Federal Home Mortgage Corp. v. Commissioner
United States Tax Court
125 T.C. 248 (2005)
The Federal Home Mortgage Corporation (the corporation) (plaintiff) purchased residential mortgages. The corporation offered a prior-approval program, through which it would buy prior-approval mortgage contracts from originators. The corporation charged a fee to offer to purchase a prior-approval mortgage contract. The originators then had 60 days to accept the purchase contract (the 60-day period). If the originator accepted the purchase contract, it was charged a 2 percent commitment fee. If the originator delivered the mortgage to the corporation, 1.5 percent of the commitment fee would be refunded to the originator. The remaining 0.5 percent portion of the commitment fee was nonrefundable. Between 1985 and 1991, the corporation treated the 0.5 percent commitment fee as an option premium for tax purposes. If the originator delivered the mortgage to the corporation, the corporation would deduct the 0.5 percent commitment fee from the cost of the mortgage. If the originator did not deliver the mortgage to the corporation, the corporation would recognize the fee as taxable income for the year in which the 60-day period ended.

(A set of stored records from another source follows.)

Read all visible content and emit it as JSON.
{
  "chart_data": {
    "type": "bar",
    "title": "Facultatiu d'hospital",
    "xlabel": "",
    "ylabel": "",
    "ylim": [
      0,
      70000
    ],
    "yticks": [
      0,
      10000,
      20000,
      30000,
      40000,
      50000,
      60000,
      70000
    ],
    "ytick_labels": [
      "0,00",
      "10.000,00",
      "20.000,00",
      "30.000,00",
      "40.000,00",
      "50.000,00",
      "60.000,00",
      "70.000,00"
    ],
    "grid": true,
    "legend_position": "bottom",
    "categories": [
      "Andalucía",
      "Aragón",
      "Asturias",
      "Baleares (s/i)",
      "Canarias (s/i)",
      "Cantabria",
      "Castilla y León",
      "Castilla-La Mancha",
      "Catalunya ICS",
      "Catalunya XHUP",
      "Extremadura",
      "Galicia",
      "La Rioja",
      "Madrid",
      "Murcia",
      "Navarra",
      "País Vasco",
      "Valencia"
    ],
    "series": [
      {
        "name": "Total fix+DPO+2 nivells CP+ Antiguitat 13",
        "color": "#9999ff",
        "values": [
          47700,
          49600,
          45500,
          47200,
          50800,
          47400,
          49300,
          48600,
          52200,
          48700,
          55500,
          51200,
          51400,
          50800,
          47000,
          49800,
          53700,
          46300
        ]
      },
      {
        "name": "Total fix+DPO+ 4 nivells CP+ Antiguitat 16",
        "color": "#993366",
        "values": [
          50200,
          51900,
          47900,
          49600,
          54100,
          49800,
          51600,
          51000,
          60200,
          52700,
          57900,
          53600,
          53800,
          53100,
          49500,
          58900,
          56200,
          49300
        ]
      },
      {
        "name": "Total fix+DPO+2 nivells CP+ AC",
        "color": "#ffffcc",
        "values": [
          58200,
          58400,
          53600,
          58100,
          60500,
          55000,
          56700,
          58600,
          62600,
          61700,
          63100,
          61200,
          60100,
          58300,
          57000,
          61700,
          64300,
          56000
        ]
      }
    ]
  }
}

The Commissioner of Internal Revenue (the Commissioner) (defendant) determined a deficiency against the corporation related to the 0.5 percent commitment fees. The Commissioner argued that the fees were not option premiums, as their full amount was determinable upon receipt and the corporation had a fixed right to receive them. The Commissioner argued that the corporation was required to recognize all the fees as income in the year they were received. The corporation petitioned the United States Tax Court for a redetermination.